Measurement: 600 * 800
Seed: 3977059881
Scheduler (or Sampling technique): DPMSolverMultistepScheduler
Sampling steps: 25
CFG Scale (or Steerage Scale): 7.5
SwinRI mannequin: 003_realSR_BSRGAN_DFO_s64w8_SwinIR-M_x4_GAN.pth

License and Code Reuse

The options offered on this article had been achieved via intensive supply studying, later night time testing, and logical design. It is very important be aware that on the time of writing (April 2023), loading LoRA and Textual Inversion options and code included on this article are the one working variations throughout the web.

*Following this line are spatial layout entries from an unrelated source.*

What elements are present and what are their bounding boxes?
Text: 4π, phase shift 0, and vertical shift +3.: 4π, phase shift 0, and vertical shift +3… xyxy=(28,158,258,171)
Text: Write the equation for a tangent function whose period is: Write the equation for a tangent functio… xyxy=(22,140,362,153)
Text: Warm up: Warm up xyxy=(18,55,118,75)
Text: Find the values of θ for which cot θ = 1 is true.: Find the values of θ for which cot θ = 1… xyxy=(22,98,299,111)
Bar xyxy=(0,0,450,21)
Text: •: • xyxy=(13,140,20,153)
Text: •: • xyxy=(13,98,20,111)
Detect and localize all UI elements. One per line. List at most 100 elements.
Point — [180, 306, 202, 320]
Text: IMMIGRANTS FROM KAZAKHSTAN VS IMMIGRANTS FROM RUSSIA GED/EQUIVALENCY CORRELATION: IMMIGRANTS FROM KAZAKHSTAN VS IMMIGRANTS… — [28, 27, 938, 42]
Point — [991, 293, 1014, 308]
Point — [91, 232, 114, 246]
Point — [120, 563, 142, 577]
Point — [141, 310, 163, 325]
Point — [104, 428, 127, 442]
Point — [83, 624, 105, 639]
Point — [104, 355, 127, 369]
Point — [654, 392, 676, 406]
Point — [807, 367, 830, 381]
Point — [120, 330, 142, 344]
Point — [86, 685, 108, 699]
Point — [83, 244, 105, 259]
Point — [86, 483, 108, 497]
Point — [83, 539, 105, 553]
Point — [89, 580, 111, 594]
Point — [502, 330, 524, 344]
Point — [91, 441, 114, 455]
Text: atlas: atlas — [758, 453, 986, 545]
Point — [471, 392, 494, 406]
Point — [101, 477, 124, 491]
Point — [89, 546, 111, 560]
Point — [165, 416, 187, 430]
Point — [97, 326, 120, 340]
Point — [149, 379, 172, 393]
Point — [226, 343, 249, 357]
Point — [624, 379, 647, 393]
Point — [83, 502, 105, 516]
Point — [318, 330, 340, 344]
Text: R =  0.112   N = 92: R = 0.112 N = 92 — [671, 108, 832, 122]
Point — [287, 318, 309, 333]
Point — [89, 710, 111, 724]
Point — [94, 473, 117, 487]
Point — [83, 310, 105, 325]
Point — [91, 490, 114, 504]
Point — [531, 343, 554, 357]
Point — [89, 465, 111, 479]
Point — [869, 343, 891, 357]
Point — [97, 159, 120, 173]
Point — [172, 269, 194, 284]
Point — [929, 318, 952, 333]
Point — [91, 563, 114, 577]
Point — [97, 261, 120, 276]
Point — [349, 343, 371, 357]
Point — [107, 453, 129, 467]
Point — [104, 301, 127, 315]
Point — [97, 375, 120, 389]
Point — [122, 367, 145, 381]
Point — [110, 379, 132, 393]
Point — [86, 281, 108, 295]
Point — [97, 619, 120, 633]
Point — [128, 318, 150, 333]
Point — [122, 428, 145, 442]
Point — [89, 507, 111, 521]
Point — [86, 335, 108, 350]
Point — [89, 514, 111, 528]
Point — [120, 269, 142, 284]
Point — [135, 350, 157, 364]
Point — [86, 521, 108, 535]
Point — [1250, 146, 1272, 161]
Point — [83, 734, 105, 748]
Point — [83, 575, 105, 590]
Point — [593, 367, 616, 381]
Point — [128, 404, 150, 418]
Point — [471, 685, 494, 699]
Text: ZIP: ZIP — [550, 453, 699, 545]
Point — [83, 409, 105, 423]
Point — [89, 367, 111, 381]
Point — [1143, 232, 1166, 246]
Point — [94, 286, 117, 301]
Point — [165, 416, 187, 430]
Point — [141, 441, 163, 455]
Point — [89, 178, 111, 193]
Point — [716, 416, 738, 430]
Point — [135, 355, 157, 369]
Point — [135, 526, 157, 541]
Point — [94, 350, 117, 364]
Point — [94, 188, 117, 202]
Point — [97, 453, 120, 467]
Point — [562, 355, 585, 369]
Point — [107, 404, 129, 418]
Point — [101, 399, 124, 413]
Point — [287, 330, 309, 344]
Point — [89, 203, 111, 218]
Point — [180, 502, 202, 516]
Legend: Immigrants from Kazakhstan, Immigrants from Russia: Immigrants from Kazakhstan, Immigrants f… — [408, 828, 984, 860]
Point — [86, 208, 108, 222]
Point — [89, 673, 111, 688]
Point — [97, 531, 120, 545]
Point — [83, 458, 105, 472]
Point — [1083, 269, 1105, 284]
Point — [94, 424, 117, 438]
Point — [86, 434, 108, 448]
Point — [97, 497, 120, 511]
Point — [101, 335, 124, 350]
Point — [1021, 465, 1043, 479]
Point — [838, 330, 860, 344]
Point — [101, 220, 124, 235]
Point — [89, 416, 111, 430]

Should you discover the code introduced on this article helpful and need to reuse it in your venture, paper, or article, please reference again to this Medium article. The code introduced right here is licensed underneath the MIT license, which allows you to use, copy, modify, merge, publish, distribute, sublicense, and/or promote copies of the software program, topic to the situations of the license.

Please be aware that the options introduced on this article will not be the optimum or best method to obtain the specified outcomes, and are topic to vary as new developments and enhancements are made. It’s all the time beneficial to totally take a look at and validate any code earlier than implementing it in a manufacturing atmosphere.